The recombinant E. coli cells obtained in step 2 were shaken for 12 hours in liquid Luria medium (6% bactotrypton, 0.5% yeast extract, 1% sodium chloride) containing 50 μg / ml of empicillin. 3 ml of the culture was added to 300 ml of M9 medium (40 mM K ₂ HPO ₄ , 22 mM KH ₂ PO ₄ , 8.3 mM NaCl, 18.7 mM NH ₄ Cl, 1% glucose, 0.1 mM MgSO ₄ , 0.1 mM CaCl ₂ , 0.4% casamino acid , 10µg / ml Vit.B1, 40µg / ml Empicillin) and shake culture at 37 ° C. for about 4 hours, and the final concentration of indoleacrylic acid (IAA) was about 50µg at 650nm. / ml was added. About 4 hours after the addition of IAA, the absorbance of the cell culture was measured, and E. coli cell precipitates were collected by centrifugation at 11,000 rpm for 25 minutes using a centrifuge (Beckman J2-21, JA14 roter). The harvested cell precipitate was confirmed by expression of 15% polyacrylamide gel electrophoresis in the presence of SDS according to the method of Lamli (Laemmli, Nature, 227, 680 (1970)). Figure 4 is the result of confirming the expression of Zopibolac growth hormone by SDS polyacrylamide gel electrophoresis. Here, the first column is E. coli culture cell lysate containing no expression vector, the second column is E. coli culture cell lysate containing the expression vector ptrp 3HI KrGH of the present invention, and column M is a standard molecular weight labeling protein. .
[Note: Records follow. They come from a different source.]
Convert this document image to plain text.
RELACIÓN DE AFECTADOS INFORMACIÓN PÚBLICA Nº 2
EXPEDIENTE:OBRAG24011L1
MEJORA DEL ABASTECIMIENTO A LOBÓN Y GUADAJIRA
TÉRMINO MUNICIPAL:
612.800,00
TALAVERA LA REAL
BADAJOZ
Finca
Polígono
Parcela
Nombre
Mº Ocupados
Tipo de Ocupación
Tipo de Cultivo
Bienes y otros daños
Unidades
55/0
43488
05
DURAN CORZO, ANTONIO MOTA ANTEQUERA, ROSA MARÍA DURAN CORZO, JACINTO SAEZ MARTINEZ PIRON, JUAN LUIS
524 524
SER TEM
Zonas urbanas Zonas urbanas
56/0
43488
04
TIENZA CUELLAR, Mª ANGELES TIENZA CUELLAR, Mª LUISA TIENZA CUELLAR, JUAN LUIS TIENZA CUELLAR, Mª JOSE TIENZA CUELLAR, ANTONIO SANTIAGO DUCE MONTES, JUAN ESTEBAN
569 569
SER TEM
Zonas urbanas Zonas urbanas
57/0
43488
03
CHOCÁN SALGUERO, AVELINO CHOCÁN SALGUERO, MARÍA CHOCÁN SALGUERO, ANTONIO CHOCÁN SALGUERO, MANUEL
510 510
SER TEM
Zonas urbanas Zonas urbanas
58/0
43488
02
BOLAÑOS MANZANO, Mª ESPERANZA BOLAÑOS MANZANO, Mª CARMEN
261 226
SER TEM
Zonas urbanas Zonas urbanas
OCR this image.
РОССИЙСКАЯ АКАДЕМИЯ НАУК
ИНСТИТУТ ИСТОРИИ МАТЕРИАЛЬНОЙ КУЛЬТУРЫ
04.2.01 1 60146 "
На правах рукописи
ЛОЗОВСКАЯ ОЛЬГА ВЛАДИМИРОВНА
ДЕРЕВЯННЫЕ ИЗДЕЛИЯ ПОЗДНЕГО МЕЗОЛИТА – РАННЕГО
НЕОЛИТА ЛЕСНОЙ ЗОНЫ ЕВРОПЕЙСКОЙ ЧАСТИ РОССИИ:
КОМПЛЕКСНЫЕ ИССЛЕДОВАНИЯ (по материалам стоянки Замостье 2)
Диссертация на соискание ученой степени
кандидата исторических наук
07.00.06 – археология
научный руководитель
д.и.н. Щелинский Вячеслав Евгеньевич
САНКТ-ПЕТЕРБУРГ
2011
As described above, in the present invention, the phytoplank growth hormone gene, which has not been reported so far, is first isolated, the nucleotide sequence and the amino acid sequence are identified, the E. coli expression vector containing the gene is prepared, and then cloned into the E. coli strain. By culturing, it is possible to genetically produce Zhibolbolac Growth Hormone, which can contribute to improving food conversion efficiency and promoting growth of cultured fish.

Claims (8)

Zofibolac growth hormone protein comprising the following amino acid sequence. The gene encoding the Jopibolac growth hormone protein of claim 1. The gene according to claim 2, which has a nucleotide sequence shown in FIG. An expression vector comprising the gene of claim 2. The plasmid ptrp3HI KrGH according to claim 4. E. coli transformed with the expression vector of claim 4. E. coli W3110 / ptrp3HI KrGH (KCTC 0283BP). E. coli is cultured in a condition suitable for the expression of zolbolac growth hormone, and the method for producing zolvolac growth hormone comprising the step of separating and purifying the produced zolbolac growth hormone.